Memerdekakan Rahim Perempuan: Memanusiakan Perempuan

Jalanhijrah.com- Jangan nikah kelamaan biar bisa cepet punya anak

Buruan punya anak. Ntar rahimmu keburu expired. Jangan egois. Gimana mau bahagia keluarganya, hamil aja belum

 

Sebagai perempuan ujaran semacam ini pasti sudah akrab di telinga. Diikuti dengan beragam doa supaya kita ringan jodoh serta segera mendapat “titipan” anak dari Tuhan melalui rahimnya. Perempuan dan rahimnya memang selintas terasa seperti milik bersama. Milik orang tua yang berpindah pada suami, milik mertua dan segenap keluarga besar, milik komplek perumahan, hingga milik negara. Perempuan seperti seluruh aspek hidupnya selalu didikte supaya sesuai dengan konstruksi masyarakat akan keluarga dan masyarakat yang bahagia.

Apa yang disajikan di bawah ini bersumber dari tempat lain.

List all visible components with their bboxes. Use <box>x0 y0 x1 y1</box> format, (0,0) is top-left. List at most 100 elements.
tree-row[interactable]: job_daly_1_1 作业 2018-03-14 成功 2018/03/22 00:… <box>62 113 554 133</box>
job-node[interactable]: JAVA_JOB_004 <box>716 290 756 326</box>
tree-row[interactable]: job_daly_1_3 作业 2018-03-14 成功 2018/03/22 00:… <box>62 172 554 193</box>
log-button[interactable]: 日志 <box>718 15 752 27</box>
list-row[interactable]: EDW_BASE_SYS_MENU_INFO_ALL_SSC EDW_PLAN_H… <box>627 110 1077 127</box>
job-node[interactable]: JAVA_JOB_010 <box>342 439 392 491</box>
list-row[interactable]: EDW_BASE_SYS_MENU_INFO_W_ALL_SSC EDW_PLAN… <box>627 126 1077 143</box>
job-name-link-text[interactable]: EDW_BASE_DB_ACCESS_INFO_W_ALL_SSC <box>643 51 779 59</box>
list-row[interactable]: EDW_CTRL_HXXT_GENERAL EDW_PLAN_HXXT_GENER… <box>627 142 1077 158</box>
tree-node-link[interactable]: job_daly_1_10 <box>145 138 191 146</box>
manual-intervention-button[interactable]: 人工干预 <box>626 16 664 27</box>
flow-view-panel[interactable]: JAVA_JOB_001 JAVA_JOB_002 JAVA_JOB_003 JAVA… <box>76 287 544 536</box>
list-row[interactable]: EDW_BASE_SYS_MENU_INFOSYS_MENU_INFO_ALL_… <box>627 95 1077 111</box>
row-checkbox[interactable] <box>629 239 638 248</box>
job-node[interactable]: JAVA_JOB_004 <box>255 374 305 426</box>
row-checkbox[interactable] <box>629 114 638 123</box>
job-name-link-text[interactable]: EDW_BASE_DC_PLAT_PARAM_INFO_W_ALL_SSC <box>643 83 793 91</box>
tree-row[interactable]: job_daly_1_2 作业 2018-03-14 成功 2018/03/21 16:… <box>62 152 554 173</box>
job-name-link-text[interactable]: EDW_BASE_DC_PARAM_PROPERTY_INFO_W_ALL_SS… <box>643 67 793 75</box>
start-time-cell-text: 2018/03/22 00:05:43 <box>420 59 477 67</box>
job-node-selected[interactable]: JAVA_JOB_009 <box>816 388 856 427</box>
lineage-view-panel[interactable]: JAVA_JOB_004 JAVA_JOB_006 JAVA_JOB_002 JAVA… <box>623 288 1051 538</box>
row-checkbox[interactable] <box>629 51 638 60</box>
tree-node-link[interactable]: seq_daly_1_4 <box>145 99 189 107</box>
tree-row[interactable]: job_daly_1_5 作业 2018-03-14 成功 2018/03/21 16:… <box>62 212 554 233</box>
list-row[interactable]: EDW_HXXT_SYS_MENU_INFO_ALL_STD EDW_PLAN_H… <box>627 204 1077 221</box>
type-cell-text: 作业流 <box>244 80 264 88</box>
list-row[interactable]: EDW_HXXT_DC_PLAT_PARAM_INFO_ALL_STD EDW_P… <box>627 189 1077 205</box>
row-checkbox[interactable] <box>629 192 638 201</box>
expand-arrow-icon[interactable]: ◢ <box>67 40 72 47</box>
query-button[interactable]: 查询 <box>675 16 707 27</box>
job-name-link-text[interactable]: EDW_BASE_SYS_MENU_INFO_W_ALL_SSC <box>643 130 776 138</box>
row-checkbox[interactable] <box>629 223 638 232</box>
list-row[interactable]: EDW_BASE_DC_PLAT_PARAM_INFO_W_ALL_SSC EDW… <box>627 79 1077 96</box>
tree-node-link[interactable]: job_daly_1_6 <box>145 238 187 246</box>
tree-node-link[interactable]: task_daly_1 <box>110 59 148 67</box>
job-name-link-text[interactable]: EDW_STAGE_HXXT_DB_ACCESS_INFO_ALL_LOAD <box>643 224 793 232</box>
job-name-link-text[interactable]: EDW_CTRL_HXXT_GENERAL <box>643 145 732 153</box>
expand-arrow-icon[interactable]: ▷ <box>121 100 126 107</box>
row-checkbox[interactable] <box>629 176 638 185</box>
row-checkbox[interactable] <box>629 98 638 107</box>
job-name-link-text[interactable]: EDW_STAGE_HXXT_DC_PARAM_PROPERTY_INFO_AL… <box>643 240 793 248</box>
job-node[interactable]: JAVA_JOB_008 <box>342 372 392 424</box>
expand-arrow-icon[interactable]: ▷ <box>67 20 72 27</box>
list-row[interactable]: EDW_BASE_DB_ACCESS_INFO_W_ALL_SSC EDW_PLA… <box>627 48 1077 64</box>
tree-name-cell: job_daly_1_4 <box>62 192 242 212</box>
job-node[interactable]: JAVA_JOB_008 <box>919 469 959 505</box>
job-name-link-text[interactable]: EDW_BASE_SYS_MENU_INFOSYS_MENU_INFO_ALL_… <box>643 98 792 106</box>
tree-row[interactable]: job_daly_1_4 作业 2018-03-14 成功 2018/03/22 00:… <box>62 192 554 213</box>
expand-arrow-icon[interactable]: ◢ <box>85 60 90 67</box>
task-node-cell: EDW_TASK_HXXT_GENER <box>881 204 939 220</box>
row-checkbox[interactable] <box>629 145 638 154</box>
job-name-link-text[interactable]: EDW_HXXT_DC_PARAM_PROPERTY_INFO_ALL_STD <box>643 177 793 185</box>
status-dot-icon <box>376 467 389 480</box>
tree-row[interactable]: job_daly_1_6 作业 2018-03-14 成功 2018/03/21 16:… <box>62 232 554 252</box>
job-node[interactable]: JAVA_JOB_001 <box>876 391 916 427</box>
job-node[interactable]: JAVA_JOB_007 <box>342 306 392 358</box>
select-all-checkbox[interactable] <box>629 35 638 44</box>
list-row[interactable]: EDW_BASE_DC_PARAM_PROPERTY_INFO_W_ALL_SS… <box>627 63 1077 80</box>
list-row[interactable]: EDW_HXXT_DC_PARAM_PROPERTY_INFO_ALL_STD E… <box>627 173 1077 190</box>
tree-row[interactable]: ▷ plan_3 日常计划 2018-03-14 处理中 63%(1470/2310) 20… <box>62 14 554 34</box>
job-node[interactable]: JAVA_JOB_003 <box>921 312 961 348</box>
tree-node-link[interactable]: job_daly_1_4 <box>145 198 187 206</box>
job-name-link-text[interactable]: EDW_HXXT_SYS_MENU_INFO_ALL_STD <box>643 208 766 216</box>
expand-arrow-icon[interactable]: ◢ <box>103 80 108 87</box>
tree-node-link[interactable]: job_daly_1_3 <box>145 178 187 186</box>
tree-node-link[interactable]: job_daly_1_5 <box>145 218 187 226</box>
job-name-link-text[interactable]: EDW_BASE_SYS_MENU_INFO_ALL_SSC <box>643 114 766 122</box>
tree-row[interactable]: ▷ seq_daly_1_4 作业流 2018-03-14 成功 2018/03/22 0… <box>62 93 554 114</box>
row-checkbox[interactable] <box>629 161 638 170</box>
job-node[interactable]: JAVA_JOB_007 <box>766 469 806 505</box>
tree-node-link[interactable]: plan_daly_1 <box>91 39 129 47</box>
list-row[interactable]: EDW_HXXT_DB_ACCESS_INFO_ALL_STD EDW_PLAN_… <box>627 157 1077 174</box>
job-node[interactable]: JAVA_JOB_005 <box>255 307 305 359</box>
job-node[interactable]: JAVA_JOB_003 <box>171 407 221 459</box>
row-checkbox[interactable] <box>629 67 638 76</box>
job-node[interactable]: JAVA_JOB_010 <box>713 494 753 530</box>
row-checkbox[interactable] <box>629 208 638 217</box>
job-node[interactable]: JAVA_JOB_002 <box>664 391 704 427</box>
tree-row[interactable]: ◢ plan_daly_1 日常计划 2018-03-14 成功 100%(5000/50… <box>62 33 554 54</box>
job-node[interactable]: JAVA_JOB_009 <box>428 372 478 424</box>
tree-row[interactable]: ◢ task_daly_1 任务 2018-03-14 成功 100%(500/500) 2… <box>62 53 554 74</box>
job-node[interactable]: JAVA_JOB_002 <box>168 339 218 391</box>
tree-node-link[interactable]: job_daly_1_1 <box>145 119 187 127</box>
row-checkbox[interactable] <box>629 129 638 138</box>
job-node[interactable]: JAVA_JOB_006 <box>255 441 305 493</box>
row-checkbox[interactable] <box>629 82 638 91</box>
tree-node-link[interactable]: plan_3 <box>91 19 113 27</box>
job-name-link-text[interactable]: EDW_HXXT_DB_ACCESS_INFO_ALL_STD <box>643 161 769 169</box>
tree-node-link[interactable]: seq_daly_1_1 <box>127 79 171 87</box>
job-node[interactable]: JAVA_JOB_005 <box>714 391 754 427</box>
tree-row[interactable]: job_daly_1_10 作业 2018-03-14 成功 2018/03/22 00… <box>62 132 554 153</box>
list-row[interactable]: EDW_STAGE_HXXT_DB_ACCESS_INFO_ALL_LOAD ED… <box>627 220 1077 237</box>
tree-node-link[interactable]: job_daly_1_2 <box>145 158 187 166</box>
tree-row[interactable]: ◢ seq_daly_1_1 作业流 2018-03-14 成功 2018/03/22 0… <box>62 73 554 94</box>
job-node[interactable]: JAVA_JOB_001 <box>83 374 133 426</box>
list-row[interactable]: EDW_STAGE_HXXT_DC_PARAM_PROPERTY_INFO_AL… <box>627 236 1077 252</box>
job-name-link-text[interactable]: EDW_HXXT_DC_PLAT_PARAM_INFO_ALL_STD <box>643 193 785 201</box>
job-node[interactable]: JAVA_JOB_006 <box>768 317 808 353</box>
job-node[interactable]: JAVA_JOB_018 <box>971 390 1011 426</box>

Karena itu rahim yang “dititipkan” Tuhan pada perempuan seolah menjadi alasan atas dibebankannya tanggung jawab terhadap reproduksi sosial dalam memproduksi keturunan serta generasi baru bangsa. Sehingga muncul anggapan perempuan adalah alat pencetak keturunan. Hal inilah yang seharusnya kita lawan sebagai bentuk upaya memerdekakan rahim perempuan.

 

Anggapan Perempuan sebagai Alat Pencetak Keturunan

Narasi mengenai perempuan baik salah satunya digambarkan sebagai seorang istri yang mampu memberi anak untuk melanjutkan garis keturunan keluarga. Belum lagi anggapan semakin banyak anak artinya semakin subur rahim perempuan tersebut yang sering dikaitkan dengan kemurahan rezeki. Sebagaimana ungkapan yang sering diucapkan masyarakat “Semakin banyak anak, semakin banyak rezeki”. Sehingga, rahim perempuan, organ yang memegang peranan besar dalam keberhasilan proses menciptakan dan melahirkan manusia baru ke dunia ini.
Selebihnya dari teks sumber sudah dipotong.